The film revisits the German adaptation of the 1975 BBC educational film “Developing Country Ghana: Life in the City”, which sought to depict the daily lives of two families—one “rich”, one “poor”— in the capital city, Accra, almost two decades after independence from British rule. Some fifty years later, the protagonists—then children, now elders—watch the film for the first time and share their thoughts on the historical material. In centring their current perspectives and version of the story, a multi-layered reflection on the politics of representation, memory and postcolonial image politics emerges.

Year: 2025
Length: 27′
Format: HD, stereo
Langauge: English, German
Subtitles: English

Director/Producer: Nnenna Onuoha
With: Emmanuel Borlabi Bortey, Tamara Kwarteng, Clelia Villareal
Sound/Image/Edit: Nnenna Onuoha
Score: Jessica “Aamowi” Longdon
Commissioned by: Sinema Transtopia as part of the project, “The Past is Not Another Country–Doing Archives Differently” by Sinema Transtopia and Deutsches Filminstitut & Filmmuseum

Exhibitions

Sinema Transtopia, Berlin Art Week

Sinema Transtopia presents newly commissioned works by Cana Bilir-Meier and Nnenna Onuoha as part of the project The Past is Not Another Country: Doing Archives Differently. Each examines the power relations present in archival image material, proposing artistic ways of restaging and reshaping the narratives it transmits.
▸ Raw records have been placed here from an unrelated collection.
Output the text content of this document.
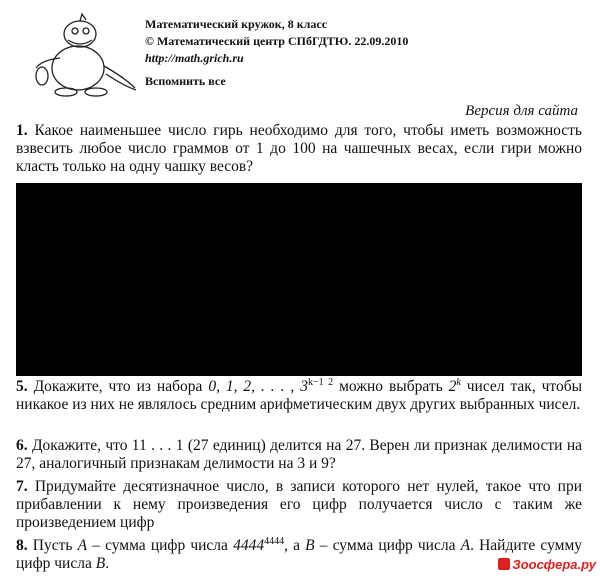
Математический кружок, 8 класс
© Математический центр СПбГДТЮ. 22.09.2010
http://math.grich.ru
Вспомнить все
Версия для сайта
1. Какое наименьшее число гирь необходимо для того, чтобы иметь возможность взвесить любое число граммов от 1 до 100 на чашечных весах, если гири можно класть только на одну чашку весов?
5. Докажите, что из набора 0, 1, 2, . . . , $3^{k-1 2}$ можно выбрать 2$^k$ чисел так, чтобы никакое из них не являлось средним арифметическим двух других выбранных чисел.
6. Докажите, что 11 . . . 1 (27 единиц) делится на 27. Верен ли признак делимости на 27, аналогичный признакам делимости на 3 и 9?
7. Придумайте десятизначное число, в записи которого нет нулей, такое что при прибавлении к нему произведения его цифр получается число с таким же произведением цифр
8. Пусть A – сумма цифр числа $4444^{4444}$, а B – сумма цифр числа A. Найдите сумму цифр числа B.	Зоосфера.ру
Nnenna Onuoha’s essayistic video work Living in a Developing Country—Revisited (AT) engages with the 1975 BBC educational film Developing Country Ghana: Life in the City. Through conversations with the protagonists portrayed at the time and their current perspectives on the historical film material, a multi-layered reflection on representation, memory and postcolonial image politics emerges.
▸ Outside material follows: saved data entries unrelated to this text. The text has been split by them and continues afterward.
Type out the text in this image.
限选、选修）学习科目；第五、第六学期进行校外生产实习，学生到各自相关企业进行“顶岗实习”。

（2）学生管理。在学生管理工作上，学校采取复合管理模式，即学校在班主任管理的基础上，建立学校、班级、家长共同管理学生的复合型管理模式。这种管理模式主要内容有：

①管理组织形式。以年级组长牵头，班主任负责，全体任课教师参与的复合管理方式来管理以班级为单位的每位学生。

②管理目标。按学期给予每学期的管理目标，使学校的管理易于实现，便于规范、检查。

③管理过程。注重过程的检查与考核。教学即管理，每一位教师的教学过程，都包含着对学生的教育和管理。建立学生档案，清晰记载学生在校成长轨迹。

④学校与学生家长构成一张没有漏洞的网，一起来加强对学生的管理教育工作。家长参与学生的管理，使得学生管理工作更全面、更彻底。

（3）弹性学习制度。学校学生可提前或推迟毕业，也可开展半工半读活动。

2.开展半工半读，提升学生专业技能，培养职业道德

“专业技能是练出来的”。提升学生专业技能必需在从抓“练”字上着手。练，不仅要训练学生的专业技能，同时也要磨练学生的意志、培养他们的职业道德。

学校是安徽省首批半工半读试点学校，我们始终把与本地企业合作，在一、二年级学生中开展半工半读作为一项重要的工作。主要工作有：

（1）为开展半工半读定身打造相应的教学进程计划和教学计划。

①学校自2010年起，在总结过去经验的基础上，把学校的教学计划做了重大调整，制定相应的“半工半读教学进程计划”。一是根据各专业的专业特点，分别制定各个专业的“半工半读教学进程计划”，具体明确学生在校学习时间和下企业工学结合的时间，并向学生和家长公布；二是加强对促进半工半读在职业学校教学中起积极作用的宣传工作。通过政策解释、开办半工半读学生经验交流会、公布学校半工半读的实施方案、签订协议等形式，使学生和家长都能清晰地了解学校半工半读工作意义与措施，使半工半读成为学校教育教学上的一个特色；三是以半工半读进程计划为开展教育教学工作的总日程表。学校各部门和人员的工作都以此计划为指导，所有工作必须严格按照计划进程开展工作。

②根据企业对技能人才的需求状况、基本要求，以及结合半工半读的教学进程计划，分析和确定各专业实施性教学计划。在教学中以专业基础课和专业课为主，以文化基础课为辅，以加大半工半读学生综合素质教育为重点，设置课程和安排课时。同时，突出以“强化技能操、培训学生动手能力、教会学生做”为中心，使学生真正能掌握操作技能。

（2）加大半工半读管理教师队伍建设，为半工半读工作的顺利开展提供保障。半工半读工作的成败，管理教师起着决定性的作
Following the premiere screenings of both works on Friday 12 SEP at 6.30pm, they will be viewable as a looped video installation at Sinema Transtopia from Saturday to Sunday.

Commissioned by Sinema Transtopia ©2025.

In the framework of the project The Past is Not Another Country—a project by Sinema Transtopia and DFF—Deutsches Filminstitut & Filmmuseum.

Funded by Hauptstadtkulturfonds.

In The Past is Not Another Country: Doing Archives Differently, Sinema Transtopia and the the DFF join forces with artists, filmmakers, archivists and activists to ask: How do patterns of power travel through film history and film archives? How might these patterns be disrupted? How can narratives be revised and reframed to tell a different story in the future? This two-year project aims to question and update practices of collecting, presenting, and mediating film.